Amnesty also recommends that the new body develop objective and transparent methods for the analysis and discussion of human rights violations.
"The reform must address the legitimacy deficit of the [current] commission," Aroyo said. "Power politics and double standards have prevented the commission on human rights from addressing and often discussing the widespread and serious human rights violations in many countries. For example, political fractionalism has hampered effective action to address major human rights crises in countries such as Zimbabwe, Iraq, and in Chechnya."
The 53-state Commission on Human Rights is charged with monitoring respect for human rights around the world. But critics accuse it of inaction, even when confronted with clear cases of abuse.
The commission has been denounced because some of its current members -- such as China, Cuba, Saudi Arabia, Sudan, and Zimbabwe -- are themselves under criticism for human rights abuses.
Other members of the current commission include Armenia, Hungary, Romania, Russia, and Ukraine.
Annan called the Human Rights Council a "fresh start" and said he would like to see the plan approved by September.

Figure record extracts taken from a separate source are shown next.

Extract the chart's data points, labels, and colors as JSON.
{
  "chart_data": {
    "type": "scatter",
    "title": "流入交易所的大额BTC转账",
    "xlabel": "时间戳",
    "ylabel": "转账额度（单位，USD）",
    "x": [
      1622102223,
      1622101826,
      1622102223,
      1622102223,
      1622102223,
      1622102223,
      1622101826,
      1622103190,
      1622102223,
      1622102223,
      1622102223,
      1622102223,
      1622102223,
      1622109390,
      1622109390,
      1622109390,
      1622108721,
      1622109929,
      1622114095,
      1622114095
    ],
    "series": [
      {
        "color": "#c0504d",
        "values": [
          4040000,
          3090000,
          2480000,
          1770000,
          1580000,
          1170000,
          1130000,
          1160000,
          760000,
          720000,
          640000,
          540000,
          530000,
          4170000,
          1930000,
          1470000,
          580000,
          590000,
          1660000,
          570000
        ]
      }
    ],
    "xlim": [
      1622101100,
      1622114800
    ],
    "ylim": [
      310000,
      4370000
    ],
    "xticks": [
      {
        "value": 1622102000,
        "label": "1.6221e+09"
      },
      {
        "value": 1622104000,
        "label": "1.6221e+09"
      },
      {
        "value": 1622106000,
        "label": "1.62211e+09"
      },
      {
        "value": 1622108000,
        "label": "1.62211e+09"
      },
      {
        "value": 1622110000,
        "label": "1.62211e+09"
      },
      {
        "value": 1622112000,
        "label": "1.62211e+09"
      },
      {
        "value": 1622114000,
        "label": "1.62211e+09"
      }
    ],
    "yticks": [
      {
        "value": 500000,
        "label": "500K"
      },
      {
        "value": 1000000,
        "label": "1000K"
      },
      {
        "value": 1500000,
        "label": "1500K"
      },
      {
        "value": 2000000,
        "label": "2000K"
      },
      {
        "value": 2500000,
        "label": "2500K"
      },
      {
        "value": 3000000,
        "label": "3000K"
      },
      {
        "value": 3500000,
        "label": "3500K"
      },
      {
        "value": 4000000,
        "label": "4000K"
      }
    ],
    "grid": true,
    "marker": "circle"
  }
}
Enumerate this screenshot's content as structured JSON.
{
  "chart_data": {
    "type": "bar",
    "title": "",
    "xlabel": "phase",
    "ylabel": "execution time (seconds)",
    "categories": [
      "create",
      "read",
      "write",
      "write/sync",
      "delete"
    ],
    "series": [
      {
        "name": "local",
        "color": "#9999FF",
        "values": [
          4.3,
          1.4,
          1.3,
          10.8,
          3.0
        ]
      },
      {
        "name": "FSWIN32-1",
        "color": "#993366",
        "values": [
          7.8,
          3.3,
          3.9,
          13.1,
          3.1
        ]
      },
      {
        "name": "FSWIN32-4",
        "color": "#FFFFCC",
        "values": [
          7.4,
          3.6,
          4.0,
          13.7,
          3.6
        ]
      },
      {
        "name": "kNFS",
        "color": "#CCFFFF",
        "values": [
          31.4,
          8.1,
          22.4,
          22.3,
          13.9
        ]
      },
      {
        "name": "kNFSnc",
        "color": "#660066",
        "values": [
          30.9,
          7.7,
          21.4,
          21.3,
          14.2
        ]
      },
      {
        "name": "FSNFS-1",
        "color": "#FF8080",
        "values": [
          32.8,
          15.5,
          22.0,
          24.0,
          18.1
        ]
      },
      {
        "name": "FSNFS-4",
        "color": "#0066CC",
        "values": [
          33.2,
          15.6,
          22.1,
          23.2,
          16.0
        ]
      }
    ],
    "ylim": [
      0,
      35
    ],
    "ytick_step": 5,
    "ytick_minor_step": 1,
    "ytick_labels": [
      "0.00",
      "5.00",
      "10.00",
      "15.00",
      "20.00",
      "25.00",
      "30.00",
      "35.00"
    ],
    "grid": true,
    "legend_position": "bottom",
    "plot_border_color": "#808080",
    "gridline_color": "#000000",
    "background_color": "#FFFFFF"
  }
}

"My basic premise is that the main intergovernmental body concerned with human rights should have a status, authority, [and] capability commensurate with the importance of its work," Annan said. "The United Nations already has councils that deal with its two other main purposes: security and development. So creating a full-fledged council for human rights offers conceptual and architectural clarity."
Annan's proposal has been well received by many in the West, including the United States and the European Union. But debate in Geneva yesterday over the reform plan highlighted the concerns of many developing countries.
Egyptian Ambassador Naela Gabr spoke on behalf of African states. She called the idea of a Human Rights Council "simplistic," saying it would do little to tackle the real causes of human rights abuses, such as poverty, underdevelopment, and marginalization.
"African group does not believe that a simplistic transition will resolve all the problems," Gabr said.
Russia's ambassador, Leonid Skotnikov, also wondered who would judge whether a potential member of the council has the solid record of commitment to human rights that Annan is calling for.
Annan's idea for a Human Rights Council is part of sweeping reforms he has proposed for the entire United Nations, including the enlargement of the Security Council.